Naquela derradeira semana de maio, 1980, o céu das tardes do outono se apresentou majestoso, a temperatura na amada Niterói manteve-se amena, a vida no Saco de São Francisco correu pacata, como acontece (até hoje) nos ninhos da elite. As boas notas no segundo ano do segundo grau (o atual Ensino Médio) do querido Colégio Nossa Senhora da Assunção anunciavam dias tranquilos até as férias de julho. Parecia tudo bem – #sóquenão.
A vida mergulhou na mais torturante angústia a partir da tarde de 25 de maio, aos 19 minutos da partida entre Flamengo x Coritiba, no Maracanã. Zico, o camisa 10, já cristalizado deus preto-vermelho, apontou a coxa direita e fez o gesto protocolar de substituição. As 88 mil pessoas no Maracanã (aquele, não a Arena Sérgio Cabral) silenciaram, paralisadas.
Para complicar a trama, um minuto depois, o time paraense fez 1 a 0 e, aos 29, marcou o segundo, pulverizando a vantagem alcançada no jogo de ida. Além de perder o craque, a final do sonhado título brasileiro passou a perigar. A torcida se dividia no sofrimento – o mico de uma eliminação dentro de casa ou a decisão sem o líder da camisa 10.
A qualidade do time incrível resolveu a primeira parte, com a virada espetacular por 4 a 3, gols de Nunes (2), Carlos Alberto – numa arrancada apoteótica – e Anselmo. Restava apenas um adversário até o título perseguido obsessivamente, mas ele era o outro grande time do país à época. O Atlético-MG eliminara o forte Internacional em contundentes 3 a 0, fora de casa no Beira-Rio. Era a equipe de Cerezo, Paulo Isidoro, Luisinho, Eder e, sobretudo, Reinaldo, dos maiores centroavantes da história do nosso futebol.

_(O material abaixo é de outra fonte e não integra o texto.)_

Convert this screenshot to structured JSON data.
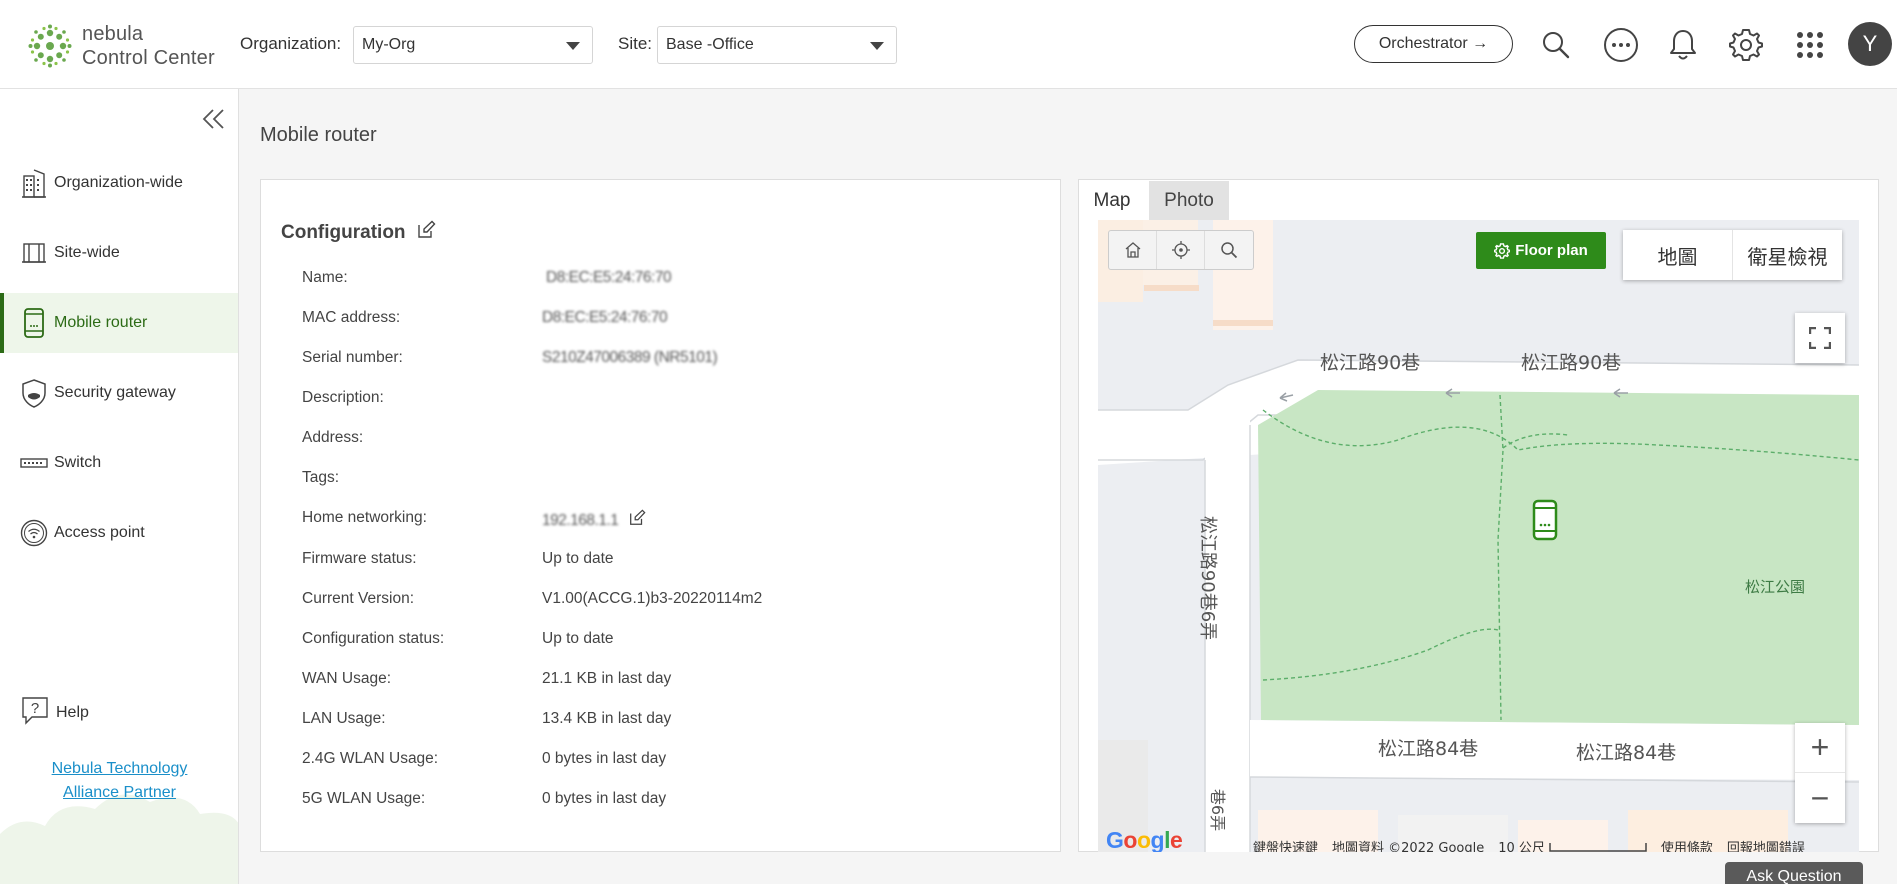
{
  "header": {
    "logo_line1": "nebula",
    "logo_line2": "Control Center",
    "org_label": "Organization:",
    "org_value": "My-Org",
    "site_label": "Site:",
    "site_value": "Base -Office",
    "orchestrator_label": "Orchestrator →",
    "avatar_letter": "Y"
  },
  "sidebar": {
    "items": [
      {
        "label": "Organization-wide",
        "icon": "building-icon"
      },
      {
        "label": "Site-wide",
        "icon": "site-icon"
      },
      {
        "label": "Mobile router",
        "icon": "mobile-router-icon"
      },
      {
        "label": "Security gateway",
        "icon": "shield-icon"
      },
      {
        "label": "Switch",
        "icon": "switch-icon"
      },
      {
        "label": "Access point",
        "icon": "access-point-icon"
      }
    ],
    "active_index": 2,
    "help_label": "Help",
    "partner_line1": "Nebula Technology",
    "partner_line2": "Alliance Partner"
  },
  "main": {
    "page_title": "Mobile router",
    "config": {
      "title": "Configuration",
      "rows": [
        {
          "label": "Name:",
          "value": "D8:EC:E5:24:76:70"
        },
        {
          "label": "MAC address:",
          "value": "D8:EC:E5:24:76:70"
        },
        {
          "label": "Serial number:",
          "value": "S210Z47006389 (NR5101)"
        },
        {
          "label": "Description:",
          "value": ""
        },
        {
          "label": "Address:",
          "value": ""
        },
        {
          "label": "Tags:",
          "value": ""
        },
        {
          "label": "Home networking:",
          "value": "192.168.1.1"
        },
        {
          "label": "Firmware status:",
          "value": "Up to date"
        },
        {
          "label": "Current Version:",
          "value": "V1.00(ACCG.1)b3-20220114m2"
        },
        {
          "label": "Configuration status:",
          "value": "Up to date"
        },
        {
          "label": "WAN Usage:",
          "value": "21.1 KB in last day"
        },
        {
          "label": "LAN Usage:",
          "value": "13.4 KB in last day"
        },
        {
          "label": "2.4G WLAN Usage:",
          "value": "0 bytes in last day"
        },
        {
          "label": "5G WLAN Usage:",
          "value": "0 bytes in last day"
        }
      ]
    },
    "map": {
      "tabs": [
        "Map",
        "Photo"
      ],
      "floor_plan_label": "Floor plan",
      "map_type_map": "地圖",
      "map_type_satellite": "衛星檢視",
      "zoom_in": "+",
      "zoom_out": "−",
      "streets": {
        "top_left": "松江路90巷",
        "top_right": "松江路90巷",
        "bottom_left": "松江路84巷",
        "bottom_right": "松江路84巷",
        "vertical": "松江路90巷6弄",
        "vertical_bottom": "巷6弄"
      },
      "park": "松江公園",
      "google": "Google",
      "attribution": [
        "鍵盤快速鍵",
        "地圖資料 ©2022 Google",
        "10 公尺",
        "使用條款",
        "回報地圖錯誤"
      ]
    },
    "ask_question": "Ask Question"
  },
  "colors": {
    "brand_green": "#2e8b1a",
    "active_green": "#2c6b16",
    "park_green": "#c8e6c4",
    "link_blue": "#1a8fc9"
  }
}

Zico se ausentou da primeira partida, na quarta-feira 28 de maio, no Mineirão. A duras penas, o Flamengo perdeu “apenas” por 1 a 0 (gol de Reinaldo, ora!) e dependia de vitória por qualquer placar, no Maracanã, para, enfim, conquistar o primeiro título nacional.
Estava longe de ser pouca coisa. Principal jogador brasileiro, Zico, à época, dividia com o francês Platini, o alemão Rummenigge e o emergente argentino Diego Maradona o status de melhor do mundo. O time de preto-vermelho à sua volta era recheado de talentos, mas seria façanha improvável superar o forte adversário no domingo.

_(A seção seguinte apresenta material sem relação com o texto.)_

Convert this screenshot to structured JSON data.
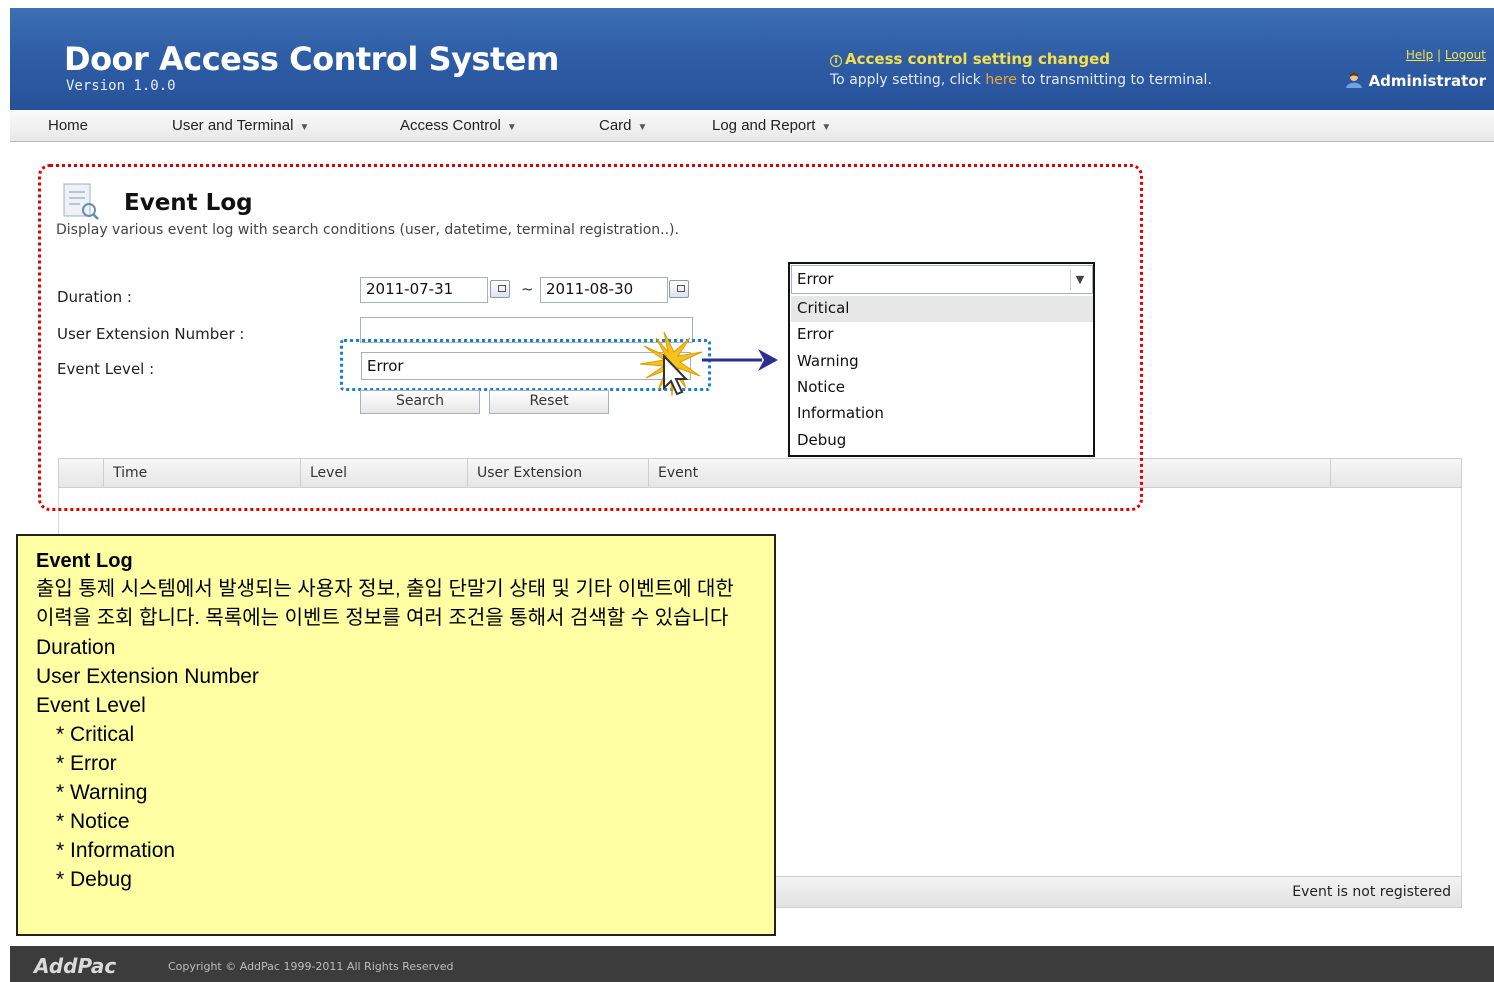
{
  "header": {
    "title": "Door Access Control System",
    "version": "Version 1.0.0",
    "notice_title": "Access control setting changed",
    "notice_text_before": "To apply setting, click ",
    "notice_link": "here",
    "notice_text_after": " to transmitting to terminal.",
    "help": "Help",
    "separator": "|",
    "logout": "Logout",
    "user": "Administrator"
  },
  "nav": {
    "home": "Home",
    "user_terminal": "User and Terminal",
    "access_control": "Access Control",
    "card": "Card",
    "log_report": "Log and Report"
  },
  "page": {
    "title": "Event Log",
    "description": "Display various event log with search conditions (user, datetime, terminal registration..)."
  },
  "form": {
    "duration_label": "Duration :",
    "date_from": "2011-07-31",
    "tilde": "~",
    "date_to": "2011-08-30",
    "extension_label": "User Extension Number :",
    "extension_value": "",
    "level_label": "Event Level :",
    "level_value": "Error",
    "search_button": "Search",
    "reset_button": "Reset"
  },
  "dropdown": {
    "selected": "Error",
    "options": [
      "Critical",
      "Error",
      "Warning",
      "Notice",
      "Information",
      "Debug"
    ]
  },
  "table": {
    "columns": [
      "Time",
      "Level",
      "User Extension",
      "Event"
    ],
    "status": "Event is not registered"
  },
  "footer": {
    "logo": "AddPac",
    "copyright": "Copyright © AddPac 1999-2011 All Rights Reserved"
  },
  "note": {
    "title": "Event Log",
    "body": "출입 통제 시스템에서 발생되는 사용자 정보, 출입 단말기 상태 및 기타 이벤트에 대한 이력을 조회 합니다. 목록에는 이벤트 정보를 여러 조건을 통해서 검색할 수 있습니다",
    "lines": [
      "Duration",
      "User Extension Number",
      "Event Level"
    ],
    "bullets": [
      "* Critical",
      "* Error",
      "* Warning",
      "* Notice",
      "* Information",
      "* Debug"
    ]
  },
  "colors": {
    "header_blue": "#2f5ea6",
    "notice_yellow": "#f6e04a",
    "focus_red": "#e00000",
    "focus_blue": "#1a7fd0",
    "note_yellow": "#ffffa4"
  }
}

A vida, então, virou angústia semelhante a que espreita Arrascaeta: joga ou não? E, se jogar, em que condição física? Como agora, as respostas estavam guardadas para a decisão. Mas até lá, tornou-se impossível pensar em outra coisa. (As semelhanças estão no tipo de lesão – muscular – e na importância da decisão. Não há comparação técnica possível entre o excelente uruguaio e o maior jogador de todos os tempos rubro-negros. Mas a interrogação que cerca o estado físico e a presença do camisa 14 evoca a sufocante lembrança.)
E afinal, o que aconteceu? Conjugando determinação e disciplina sobre-humanas, Zico entregou-se ao tratamento com o médico Giuseppe Taranto, mas sua escalação permaneceu indefinida até a véspera da decisão. Os jornais de domingo, 1º de junho, anunciaram a volta do camisa 10, que, empolgado, chamou a Nação para a vitória. “Chegou a hora da consagração. De provar que o Flamengo é mesmo o melhor time do Brasil. De acabar com essa história ridícula de que só jogamos bem em campeonato carioca. E que eu sou apenas craque de Maracanã. Chegou a hora da verdade. E não tenham dúvida: vai dar Flamengo na cabeça!”, garantiu, ao Globo.Em campo, o deus preto-vermelho mostrou que entrara no sacrifício. Mas era muito inacreditável – deu lançamento magistral para Nunes marcar o primeiro gol e fez o segundo, num lance de oportunismo, e foi determinante para a vitória por 3 a 2 que garantiu o título. Nos 90 minutos, mostrou-se diferente do habitual: enérgico, falante, alternava irritação e alegria, enfatizando, todo o tempo, a importância daquela conquista.
Zico entrou em campo, naquele domingo, porque era um “jogo do fim do mundo”. A partida mais decisiva, o momento-chave, a mãe de todas as decisões. Como a deste sábado, contra o Palmeiras, obstáculo derradeiro para a nova vitória continental. Por isso, seja qual for seu estado, Arrascaeta estará escalado. Talvez não tenha condições físicas para desenvolver todo o talento – mas pouco importa. O camisa 14 tem a história como inspiração. No fim, todo sacrifício terá valido a pena – porque o Flamengo será tricampeão da Libertadores.